2. Pray Yourself When Someone is Leading in Prayer
If you are “leading in prayer” and everyone is just listening to you, then you’re really not “leading” cuz’ no one is following. Besides, the person praying isn’t talking to you, so isn’t it kind of rude to be eaves dropping? So while the person who is leading in prayer, prays — you go to the Lord yourself with your own prayer.
3. Pay Attention to the Words
Seriously….this week, look at the words in your hymnal or on the screen like you’ve never seen them before and think about what you are saying. “Vain repetitions” may not always be about prayers. It could be about singing the same song for the thousandth time also. Here’s a twist, if you go to a church that sings praise songs, think about the fact that you are singing TO God and not just “about” him. That’ll change the way you sing!
4. Take Notes
I don’t mean take copious notes, but have a pen and paper handy to jot down a salient thought or two. You may never read them again, but it will help you pick out key Truths and remember them by simply writing them down. The cool thing is that there’s no test later.
5. Search Out Someone that’s New or Overlooked and Engage them in a Conversation
Don’t just simply give them the ol’ Baptist Brushoff — “HiHowYaDoin’GreatToSeeYa,Brother” line, but plop yourself down next to someone before or after church and get to know them.
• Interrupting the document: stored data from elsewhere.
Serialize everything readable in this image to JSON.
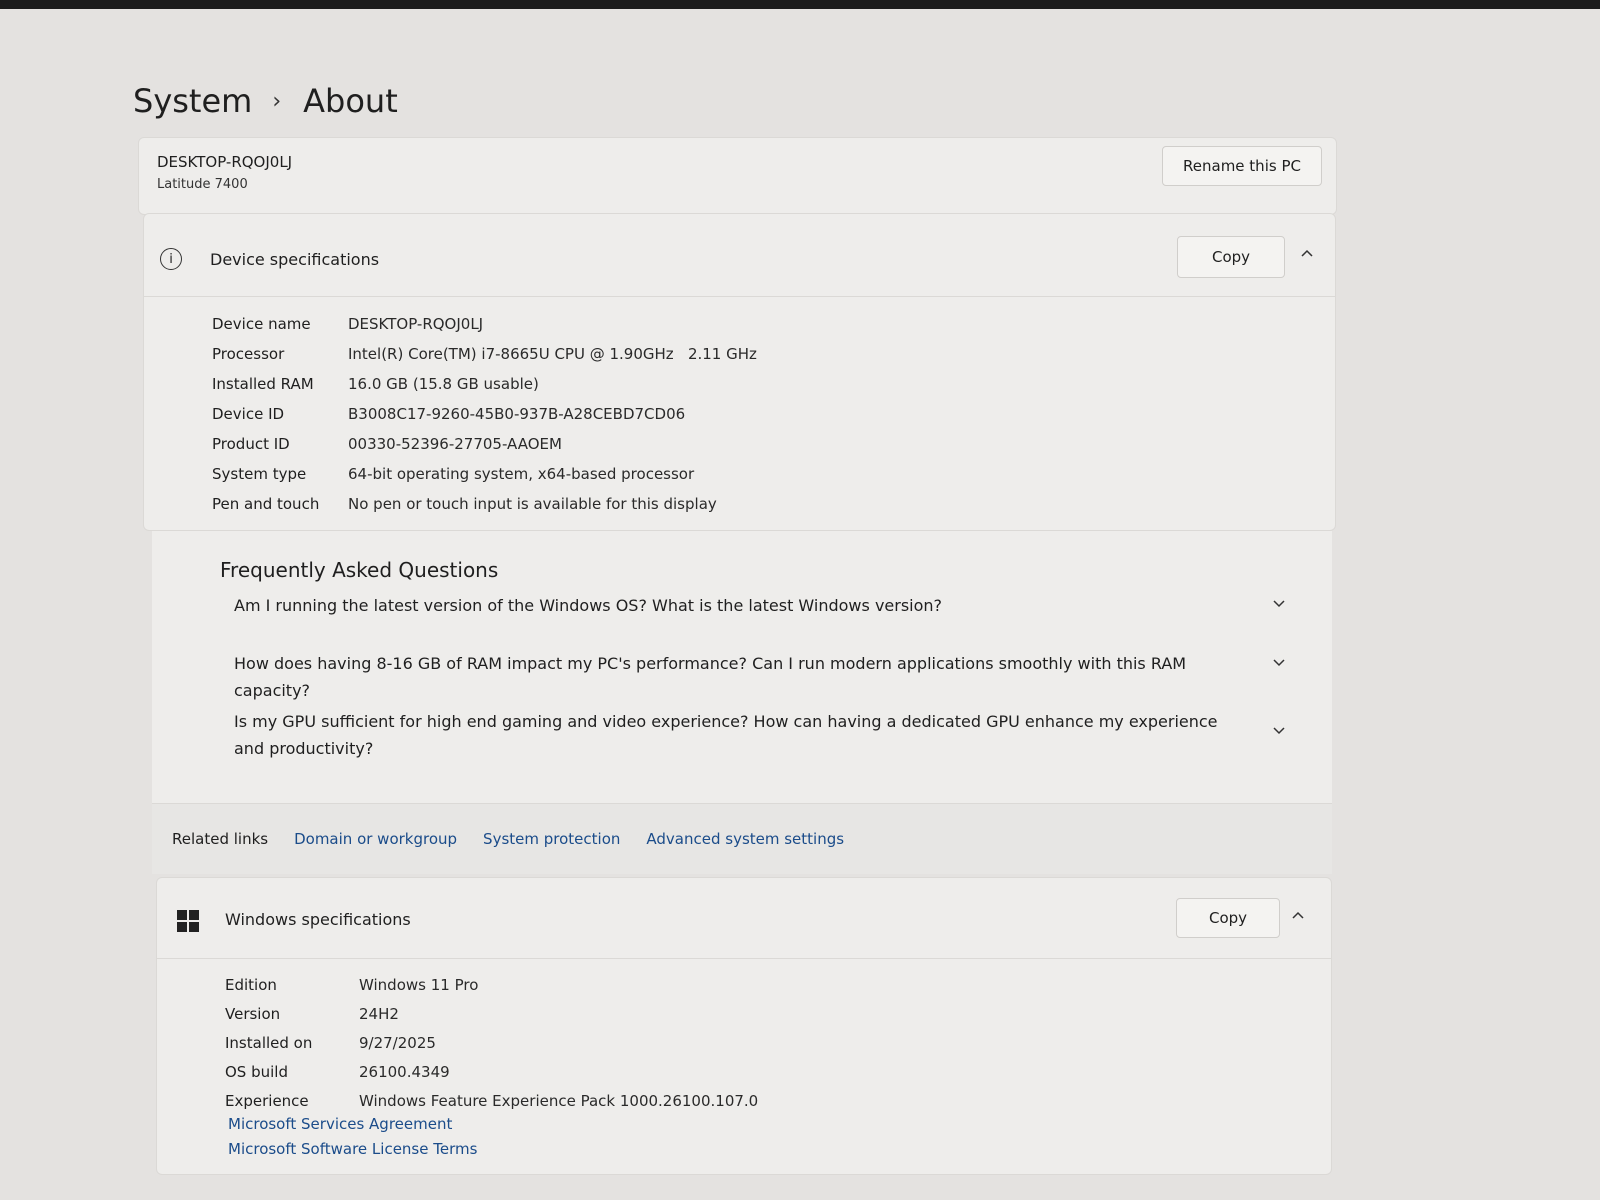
{
  "breadcrumb": {
    "parent": "System",
    "separator": "›",
    "current": "About"
  },
  "pc": {
    "name": "DESKTOP-RQOJ0LJ",
    "model": "Latitude 7400",
    "rename_label": "Rename this PC"
  },
  "device_specs": {
    "title": "Device specifications",
    "copy_label": "Copy",
    "collapse_icon": "chevron-up-icon",
    "info_glyph": "i",
    "rows": [
      {
        "label": "Device name",
        "value": "DESKTOP-RQOJ0LJ"
      },
      {
        "label": "Processor",
        "value": "Intel(R) Core(TM) i7-8665U CPU @ 1.90GHz   2.11 GHz"
      },
      {
        "label": "Installed RAM",
        "value": "16.0 GB (15.8 GB usable)"
      },
      {
        "label": "Device ID",
        "value": "B3008C17-9260-45B0-937B-A28CEBD7CD06"
      },
      {
        "label": "Product ID",
        "value": "00330-52396-27705-AAOEM"
      },
      {
        "label": "System type",
        "value": "64-bit operating system, x64-based processor"
      },
      {
        "label": "Pen and touch",
        "value": "No pen or touch input is available for this display"
      }
    ]
  },
  "faq": {
    "title": "Frequently Asked Questions",
    "expand_icon": "chevron-down-icon",
    "questions": [
      "Am I running the latest version of the Windows OS? What is the latest Windows version?",
      "How does having 8-16 GB of RAM impact my PC's performance? Can I run modern applications smoothly with this RAM capacity?",
      "Is my GPU sufficient for high end gaming and video experience? How can having a dedicated GPU enhance my experience and productivity?"
    ]
  },
  "related_links": {
    "label": "Related links",
    "links": [
      "Domain or workgroup",
      "System protection",
      "Advanced system settings"
    ]
  },
  "windows_specs": {
    "title": "Windows specifications",
    "copy_label": "Copy",
    "rows": [
      {
        "label": "Edition",
        "value": "Windows 11 Pro"
      },
      {
        "label": "Version",
        "value": "24H2"
      },
      {
        "label": "Installed on",
        "value": "9/27/2025"
      },
      {
        "label": "OS build",
        "value": "26100.4349"
      },
      {
        "label": "Experience",
        "value": "Windows Feature Experience Pack 1000.26100.107.0"
      }
    ],
    "links": [
      "Microsoft Services Agreement",
      "Microsoft Software License Terms"
    ]
  },
  "colors": {
    "accent_link": "#1b4c8a",
    "background": "#e4e2e0",
    "card": "#eeedeb"
  }
}
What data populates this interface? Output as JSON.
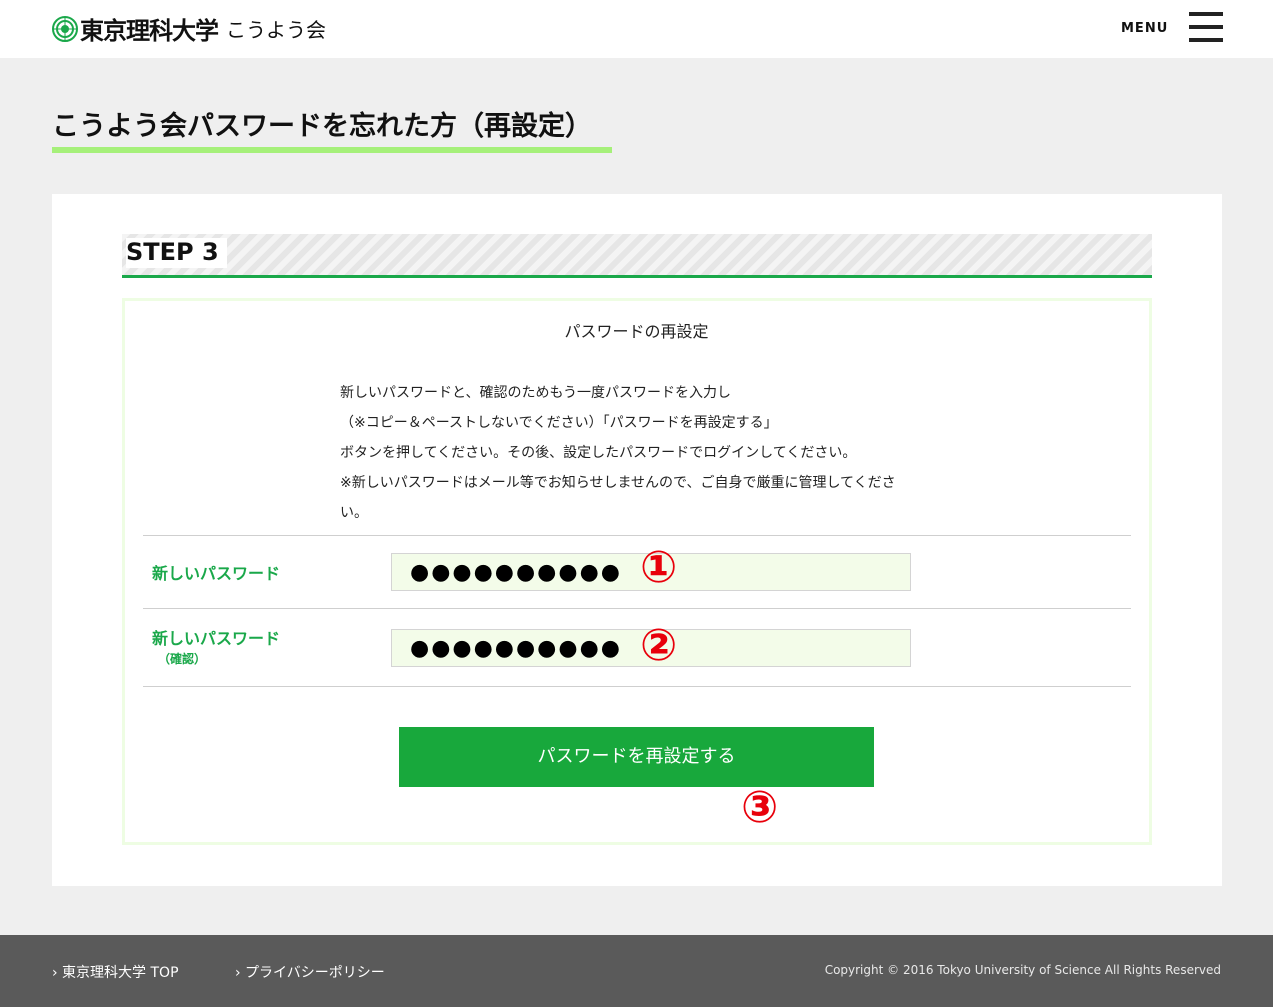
{
  "header": {
    "logo_name": "東京理科大学",
    "logo_sub": "こうよう会",
    "menu_label": "MENU"
  },
  "page": {
    "title": "こうよう会パスワードを忘れた方（再設定）"
  },
  "step": {
    "label": "STEP 3",
    "heading": "パスワードの再設定",
    "instructions": [
      "新しいパスワードと、確認のためもう一度パスワードを入力し",
      "（※コピー＆ペーストしないでください）「パスワードを再設定する」",
      "ボタンを押してください。その後、設定したパスワードでログインしてください。",
      "※新しいパスワードはメール等でお知らせしませんので、ご自身で厳重に管理してくださ",
      "い。"
    ]
  },
  "form": {
    "new_password_label": "新しいパスワード",
    "new_password_value": "●●●●●●●●●●",
    "confirm_password_label": "新しいパスワード",
    "confirm_password_sub": "（確認）",
    "confirm_password_value": "●●●●●●●●●●",
    "submit_label": "パスワードを再設定する"
  },
  "annotations": {
    "marker_1": "①",
    "marker_2": "②",
    "marker_3": "③"
  },
  "footer": {
    "link_top": "› 東京理科大学 TOP",
    "link_privacy": "› プライバシーポリシー",
    "copyright": "Copyright © 2016 Tokyo University of Science All Rights Reserved"
  },
  "colors": {
    "accent_green": "#18a83c",
    "title_underline": "#a6f07a",
    "marker_red": "#e8000b"
  }
}
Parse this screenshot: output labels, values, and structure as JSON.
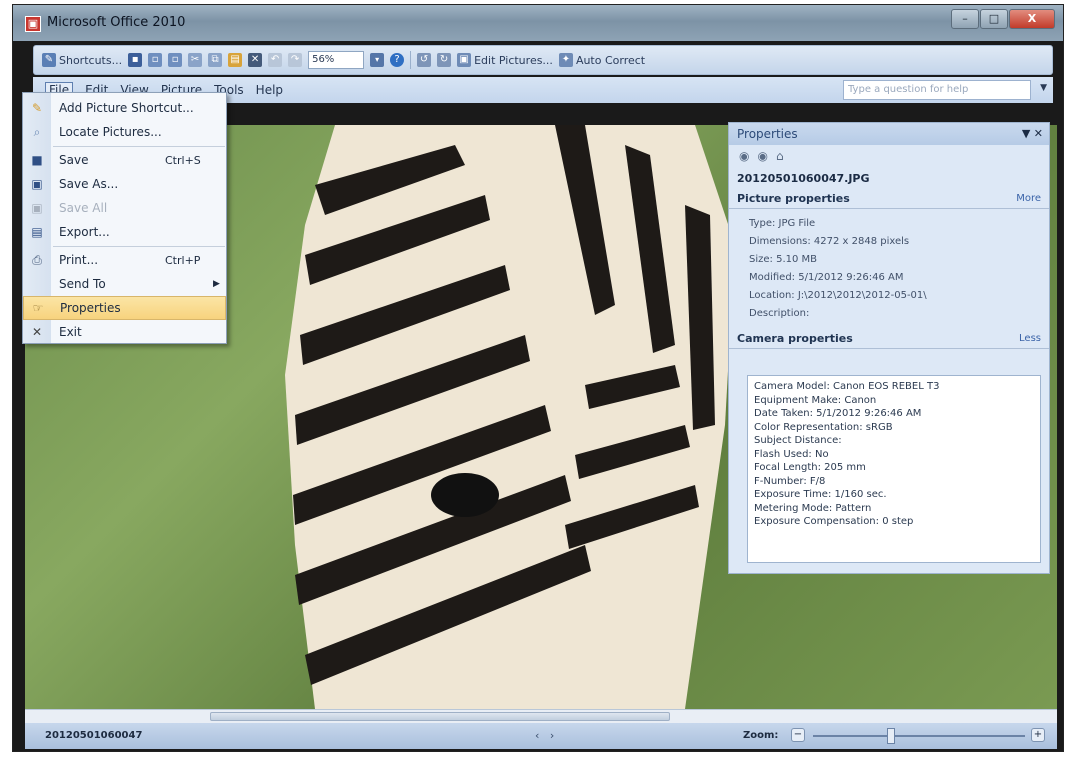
{
  "window": {
    "title": "Microsoft Office 2010",
    "minimize": "–",
    "maximize": "□",
    "close": "X"
  },
  "toolbar": {
    "shortcuts": "Shortcuts...",
    "zoom_value": "56%",
    "edit_pictures": "Edit Pictures...",
    "auto_correct": "Auto Correct"
  },
  "menubar": {
    "items": [
      "File",
      "Edit",
      "View",
      "Picture",
      "Tools",
      "Help"
    ],
    "help_placeholder": "Type a question for help"
  },
  "file_menu": {
    "items": [
      {
        "label": "Add Picture Shortcut...",
        "shortcut": ""
      },
      {
        "label": "Locate Pictures...",
        "shortcut": ""
      },
      {
        "label": "Save",
        "shortcut": "Ctrl+S"
      },
      {
        "label": "Save As...",
        "shortcut": ""
      },
      {
        "label": "Save All",
        "shortcut": ""
      },
      {
        "label": "Export...",
        "shortcut": ""
      },
      {
        "label": "Print...",
        "shortcut": "Ctrl+P"
      },
      {
        "label": "Send To",
        "shortcut": ""
      },
      {
        "label": "Properties",
        "shortcut": ""
      },
      {
        "label": "Exit",
        "shortcut": ""
      }
    ]
  },
  "properties": {
    "title": "Properties",
    "filename": "20120501060047.JPG",
    "picture_section": "Picture properties",
    "picture_link": "More",
    "picture_props": [
      "Type: JPG File",
      "Dimensions: 4272 x 2848 pixels",
      "Size: 5.10 MB",
      "Modified: 5/1/2012 9:26:46 AM",
      "Location: J:\\2012\\2012\\2012-05-01\\",
      "Description:"
    ],
    "camera_section": "Camera properties",
    "camera_link": "Less",
    "camera_props": [
      "Camera Model: Canon EOS REBEL T3",
      "Equipment Make: Canon",
      "Date Taken: 5/1/2012 9:26:46 AM",
      "Color Representation: sRGB",
      "Subject Distance:",
      "Flash Used: No",
      "Focal Length: 205 mm",
      "F-Number: F/8",
      "Exposure Time: 1/160 sec.",
      "Metering Mode: Pattern",
      "Exposure Compensation: 0 step"
    ]
  },
  "status": {
    "filename": "20120501060047",
    "zoom_label": "Zoom:",
    "zoom_level": 0.37
  }
}
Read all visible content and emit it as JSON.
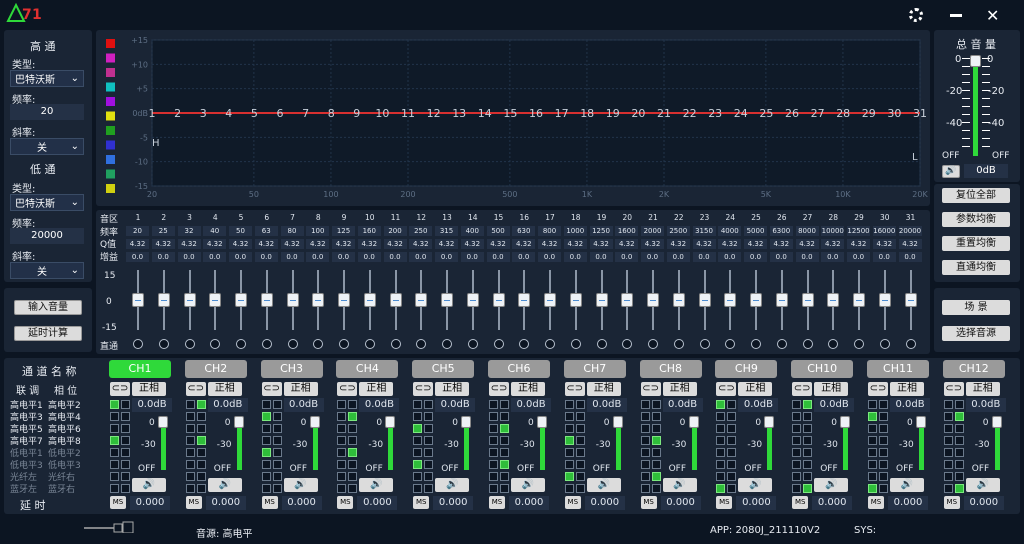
{
  "app": {
    "logo_text": "ATI",
    "icons": {
      "settings": "gear-icon",
      "minimize": "minimize-icon",
      "close": "close-icon"
    }
  },
  "highpass": {
    "title": "高 通",
    "type_label": "类型:",
    "type_value": "巴特沃斯",
    "freq_label": "频率:",
    "freq_value": "20",
    "slope_label": "斜率:",
    "slope_value": "关"
  },
  "lowpass": {
    "title": "低 通",
    "type_label": "类型:",
    "type_value": "巴特沃斯",
    "freq_label": "频率:",
    "freq_value": "20000",
    "slope_label": "斜率:",
    "slope_value": "关"
  },
  "left_buttons": {
    "input_volume": "输入音量",
    "delay_calc": "延时计算"
  },
  "graph": {
    "y_ticks": [
      "+15",
      "+10",
      "+5",
      "0dB",
      "-5",
      "-10",
      "-15"
    ],
    "x_ticks": [
      "20",
      "50",
      "100",
      "200",
      "500",
      "1K",
      "2K",
      "5K",
      "10K",
      "20K"
    ],
    "band_numbers": [
      "1",
      "2",
      "3",
      "4",
      "5",
      "6",
      "7",
      "8",
      "9",
      "10",
      "11",
      "12",
      "13",
      "14",
      "15",
      "16",
      "17",
      "18",
      "19",
      "20",
      "21",
      "22",
      "23",
      "24",
      "25",
      "26",
      "27",
      "28",
      "29",
      "30",
      "31"
    ],
    "h_marker": "H",
    "l_marker": "L",
    "legend_colors": [
      "#e01010",
      "#d020c0",
      "#c03090",
      "#10c0c0",
      "#a010e0",
      "#e0e010",
      "#20a020",
      "#3030d0",
      "#3070e0",
      "#20a060",
      "#d0d010"
    ]
  },
  "eq": {
    "row_labels": [
      "音区",
      "频率",
      "Q值",
      "增益"
    ],
    "bands": [
      "1",
      "2",
      "3",
      "4",
      "5",
      "6",
      "7",
      "8",
      "9",
      "10",
      "11",
      "12",
      "13",
      "14",
      "15",
      "16",
      "17",
      "18",
      "19",
      "20",
      "21",
      "22",
      "23",
      "24",
      "25",
      "26",
      "27",
      "28",
      "29",
      "30",
      "31"
    ],
    "freqs": [
      "20",
      "25",
      "32",
      "40",
      "50",
      "63",
      "80",
      "100",
      "125",
      "160",
      "200",
      "250",
      "315",
      "400",
      "500",
      "630",
      "800",
      "1000",
      "1250",
      "1600",
      "2000",
      "2500",
      "3150",
      "4000",
      "5000",
      "6300",
      "8000",
      "10000",
      "12500",
      "16000",
      "20000"
    ],
    "q": "4.32",
    "gain": "0.0",
    "scale_top": "15",
    "scale_mid": "0",
    "scale_bot": "-15",
    "bypass_label": "直通"
  },
  "master": {
    "title": "总 音 量",
    "top_left": "0",
    "top_right": "0",
    "m20": "-20",
    "m40": "-40",
    "off": "OFF",
    "value": "0dB",
    "ticks_right": [
      "-20",
      "-40"
    ]
  },
  "right_buttons": {
    "reset_all": "复位全部",
    "param_eq": "参数均衡",
    "reset_eq": "重置均衡",
    "bypass_eq": "直通均衡",
    "scene": "场  景",
    "select_source": "选择音源"
  },
  "routing": {
    "title": "通 道 名 称",
    "link_label": "联 调",
    "phase_label": "相 位",
    "names": [
      [
        "高电平1",
        "高电平2"
      ],
      [
        "高电平3",
        "高电平4"
      ],
      [
        "高电平5",
        "高电平6"
      ],
      [
        "高电平7",
        "高电平8"
      ],
      [
        "低电平1",
        "低电平2"
      ],
      [
        "低电平3",
        "低电平3"
      ],
      [
        "光纤左",
        "光纤右"
      ],
      [
        "蓝牙左",
        "蓝牙右"
      ]
    ],
    "delay_label": "延      时"
  },
  "channels": [
    {
      "name": "CH1",
      "gain": "0.0dB",
      "phase": "正相",
      "delay": "0.000",
      "active": true,
      "on": [
        0,
        6
      ]
    },
    {
      "name": "CH2",
      "gain": "0.0dB",
      "phase": "正相",
      "delay": "0.000",
      "active": false,
      "on": [
        1,
        7
      ]
    },
    {
      "name": "CH3",
      "gain": "0.0dB",
      "phase": "正相",
      "delay": "0.000",
      "active": false,
      "on": [
        2,
        8
      ]
    },
    {
      "name": "CH4",
      "gain": "0.0dB",
      "phase": "正相",
      "delay": "0.000",
      "active": false,
      "on": [
        3,
        9
      ]
    },
    {
      "name": "CH5",
      "gain": "0.0dB",
      "phase": "正相",
      "delay": "0.000",
      "active": false,
      "on": [
        4,
        10
      ]
    },
    {
      "name": "CH6",
      "gain": "0.0dB",
      "phase": "正相",
      "delay": "0.000",
      "active": false,
      "on": [
        5,
        11
      ]
    },
    {
      "name": "CH7",
      "gain": "0.0dB",
      "phase": "正相",
      "delay": "0.000",
      "active": false,
      "on": [
        6,
        12
      ]
    },
    {
      "name": "CH8",
      "gain": "0.0dB",
      "phase": "正相",
      "delay": "0.000",
      "active": false,
      "on": [
        7,
        13
      ]
    },
    {
      "name": "CH9",
      "gain": "0.0dB",
      "phase": "正相",
      "delay": "0.000",
      "active": false,
      "on": [
        0,
        14
      ]
    },
    {
      "name": "CH10",
      "gain": "0.0dB",
      "phase": "正相",
      "delay": "0.000",
      "active": false,
      "on": [
        1,
        15
      ]
    },
    {
      "name": "CH11",
      "gain": "0.0dB",
      "phase": "正相",
      "delay": "0.000",
      "active": false,
      "on": [
        2,
        14
      ]
    },
    {
      "name": "CH12",
      "gain": "0.0dB",
      "phase": "正相",
      "delay": "0.000",
      "active": false,
      "on": [
        3,
        15
      ]
    }
  ],
  "channel_labels": {
    "zero": "0",
    "m30": "-30",
    "off": "OFF",
    "ms": "MS",
    "link_icon": "link-icon",
    "speaker_icon": "speaker-icon"
  },
  "status": {
    "source_label": "音源: 高电平",
    "app_version": "APP: 2080J_211110V2",
    "sys": "SYS:",
    "usb_icon": "usb-icon"
  }
}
Ask them meaningful questions. Be interested. And don’t just visit your friends or the visitors that look like they’re rich, OK?
6. Sit With Your Family
I know, the kids will pitch a fit that will make you ineligible for the deacon board, but give it a shot. It does a family good to sit and worship together sometime. My dad always made us stay within “thumping distance” which meant that he kept us within arm’s length so that he could flick our ears when Sister Beaulah sneezed and rattled the wooden pews simultaneously sending us into paroxysms of laughter. But there is something special about seeing a family all sit together with their Bibles open listening to the Word. I particularly think this is important during communion.
7. Don’t Rush Off
Stick around church. It’s not NFL season yet, so what’s the big hurry? In fact, why not take one Sunday a month and invite a new or visiting family out to Taco Bell with you after church and connect to someone you haven’t actually known for twenty years? Fellowship (aka koinania) is more than shaking hands between verses 2 and 4 of the second hymn in a service.
Those are my first seven — why don’t you add your own thoughts?